For years, Microsoft and Amazon relied on the revenue from cloud services.

When the epidemic pushed individuals to work and study at home, the Windows manufacturer saw growth of about 50% in its Azure cloud-computing business during each quarter of 2020. Amazon Web Services (AWS), the industry leader, recorded a 30% increase in sales during the same time period.

But times have changed.

According to Refinitiv statistics, growth at AWS fell to a record low of 20% in the final quarter of 2022, reaching $21.4 billion, just missing analysts’ projections of $22.03 billion.

Microsoft’s sales in its so-called intelligent cloud division, which includes Azure, increased 18% from October to December, above estimates. However, its $21.7 billion to $22 billion prediction for the current quarter fell short of estimates of $22.14 billion.

According to Andrew Lipsman, chief analyst at Insider Intelligence, “The downturn in AWS was even worse than projected and means Amazon can’t rely on that business units’ operating profitability as much in coming quarters.”

Brian Olsavsky, the head of finance at Amazon, stated on Thursday that the business anticipates reduced cloud growth rates for the upcoming quarters. It was similar to what Microsoft said last week when it predicted a 4-5 basis point slowdown in growth for its Azure cloud computing division in the March quarter.

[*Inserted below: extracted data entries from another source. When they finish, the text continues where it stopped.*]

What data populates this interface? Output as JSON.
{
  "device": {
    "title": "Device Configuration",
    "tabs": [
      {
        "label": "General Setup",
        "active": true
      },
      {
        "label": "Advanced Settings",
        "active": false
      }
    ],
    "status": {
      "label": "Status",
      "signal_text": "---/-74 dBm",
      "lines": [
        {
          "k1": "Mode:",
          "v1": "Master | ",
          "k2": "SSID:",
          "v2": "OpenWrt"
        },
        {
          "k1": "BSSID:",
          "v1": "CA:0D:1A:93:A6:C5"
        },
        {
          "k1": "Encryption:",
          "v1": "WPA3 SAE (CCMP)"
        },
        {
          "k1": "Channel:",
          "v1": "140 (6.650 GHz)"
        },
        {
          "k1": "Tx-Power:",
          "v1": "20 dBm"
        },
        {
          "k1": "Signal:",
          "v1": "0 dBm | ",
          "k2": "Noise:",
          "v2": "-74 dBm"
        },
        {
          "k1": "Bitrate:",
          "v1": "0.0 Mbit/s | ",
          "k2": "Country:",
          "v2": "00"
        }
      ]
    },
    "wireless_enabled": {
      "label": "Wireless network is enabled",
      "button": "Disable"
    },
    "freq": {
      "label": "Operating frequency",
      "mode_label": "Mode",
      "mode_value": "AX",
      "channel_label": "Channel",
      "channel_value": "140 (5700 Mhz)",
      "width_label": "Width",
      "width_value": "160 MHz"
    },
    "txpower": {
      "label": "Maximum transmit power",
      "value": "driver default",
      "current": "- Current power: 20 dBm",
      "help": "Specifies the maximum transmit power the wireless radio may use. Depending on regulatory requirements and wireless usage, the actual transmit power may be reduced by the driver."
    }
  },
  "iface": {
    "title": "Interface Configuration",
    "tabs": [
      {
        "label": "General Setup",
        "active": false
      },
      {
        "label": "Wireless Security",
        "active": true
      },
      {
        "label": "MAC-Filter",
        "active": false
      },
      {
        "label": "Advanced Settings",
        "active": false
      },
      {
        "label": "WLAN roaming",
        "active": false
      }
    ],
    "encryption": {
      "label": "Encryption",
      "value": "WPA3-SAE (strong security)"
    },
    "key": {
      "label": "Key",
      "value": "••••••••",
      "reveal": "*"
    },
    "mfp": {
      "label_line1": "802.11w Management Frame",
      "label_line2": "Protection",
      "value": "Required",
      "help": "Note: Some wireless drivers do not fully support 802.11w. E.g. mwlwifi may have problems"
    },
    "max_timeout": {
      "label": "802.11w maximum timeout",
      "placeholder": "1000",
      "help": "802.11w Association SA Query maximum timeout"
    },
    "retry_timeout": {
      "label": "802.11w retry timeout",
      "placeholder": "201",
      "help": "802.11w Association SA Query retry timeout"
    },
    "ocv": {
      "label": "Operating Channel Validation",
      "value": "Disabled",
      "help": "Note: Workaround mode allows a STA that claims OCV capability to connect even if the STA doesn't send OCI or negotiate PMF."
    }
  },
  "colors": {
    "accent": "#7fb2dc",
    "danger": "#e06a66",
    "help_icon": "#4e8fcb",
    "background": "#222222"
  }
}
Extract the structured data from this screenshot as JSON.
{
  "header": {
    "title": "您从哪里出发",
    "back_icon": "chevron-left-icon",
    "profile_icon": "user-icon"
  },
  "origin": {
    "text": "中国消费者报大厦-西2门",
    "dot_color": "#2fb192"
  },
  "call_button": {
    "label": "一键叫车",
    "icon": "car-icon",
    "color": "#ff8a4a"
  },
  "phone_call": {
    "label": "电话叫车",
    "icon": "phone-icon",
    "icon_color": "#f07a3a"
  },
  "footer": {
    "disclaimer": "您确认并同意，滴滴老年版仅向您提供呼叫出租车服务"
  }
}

According to James Cordwell, analyst at Atlantic Equities, “You’ve just come off two years of rapid migration of workloads to the cloud, there’s definitely a lot of inefficiencies in cloud spending, and now there is a shifting focus to higher efficiency.”

SILVER LINING, AI
However, analysts warned that a hypothetical AI boom following the ChatGPT phenomenon might increase demand for cloud services once more. Applications utilising AI demand a lot of computer power, which is advantageous for businesses whose services support the technology.

Analysts stated that Microsoft is well-positioned as an investor and a partner in OpenAI, but any gains might not immediately transfer into profits.

“It will take some time for those (AI) improvements and the demand for associated cloud services to manifest. Over the upcoming few quarters, they are unlikely to counteract the existing headwinds in the enterprise sector “said Lipsman.